Minister’s Message for March 2025

As many of you have noticed, I am often (not always) preaching without a script on Sundays. I thought this newsletter column would be a good way to answer some of your questions about this style of preaching.

I started experimenting with this different style of preaching early last year. After more than 10 years of preaching, I was finding it hard to sit at my computer to write out a full sermon anymore. So first I experimented with what’s called “unscripted” preaching, meaning that the sermon isn’t written down, but has been practiced out loud multiple times to prepare for Sunday morning. Especially when preaching for two Sunday worship times, it was important that the sermon be planned enough that each service was hearing the same points.

Then I started experimenting with what’s called “extemporaneous” preaching. Preparing for this kind of sermon means doing plenty of reading and reflection about different ideas I might want to include in a sermon, but not creating a full outline and practicing every part of it out loud. This way of preaching means being in the moment and letting myself be open to what I feel needs to be said. For this kind of sermon, I might sit down when it’s over and realize and remember there were a couple of other ideas or thoughts I had. But I feel at peace that those ideas must not have needed to be said since I didn’t remember or feel inspired to include them in the sermon while preaching.

And then there have been some Sundays when I am not just preaching extemporaneously but having a conversation with the congregation in real time and working through some questions and reflections together. I would call this extemporaneous preaching with conversation. In a world where you can pull up brilliant 20-minute TED talks on almost any topic any time, our ability to converse together as part of the sermon experience seems like one of the particular gifts of being in religious community.

And of course, I haven’t abandoned written sermons. I am finding as I become more confident in these different ways of preaching that the best way of presenting the sermon topic reveals itself through my preparation. There are times that I think I’m preparing for an unscripted sermon, and then I realize Saturday afternoon that I really want to write it all down because there are particular things I want to say in a particular way. There have been other times that I thought I was writing a sermon and I realized what I really wanted was to ask you what you were thinking. Each topic has its own creative process, and I don’t know what form the sermon will take until Saturday evening, when I am done preparing.
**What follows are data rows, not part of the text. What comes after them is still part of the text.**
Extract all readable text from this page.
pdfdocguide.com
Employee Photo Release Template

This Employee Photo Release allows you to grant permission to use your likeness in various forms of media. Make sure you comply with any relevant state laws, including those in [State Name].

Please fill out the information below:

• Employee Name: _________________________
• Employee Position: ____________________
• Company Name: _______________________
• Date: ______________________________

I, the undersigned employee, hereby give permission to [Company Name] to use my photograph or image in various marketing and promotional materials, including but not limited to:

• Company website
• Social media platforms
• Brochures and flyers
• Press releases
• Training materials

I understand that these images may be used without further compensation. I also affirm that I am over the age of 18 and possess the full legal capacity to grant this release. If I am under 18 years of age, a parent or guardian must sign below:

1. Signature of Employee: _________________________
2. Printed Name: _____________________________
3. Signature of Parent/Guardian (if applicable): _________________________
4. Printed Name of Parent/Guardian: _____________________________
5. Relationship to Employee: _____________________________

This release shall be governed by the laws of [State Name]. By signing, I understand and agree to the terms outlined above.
I have always thought of sermon writing as a creative process, and now that I have these choices about how to present the sermon, I feel that the creativity of sermon preparation is more alive for me than it has ever been.

It is undoubtedly a sign of what is changing for me that I am writing this column by using the dictation feature of the computer. At any rate, I am grateful for the positive response I have gotten from you. It has felt risky to be out on the tightrope without a net below, but feeling the love and support of Chalice congregants has given me the courage to take these risks.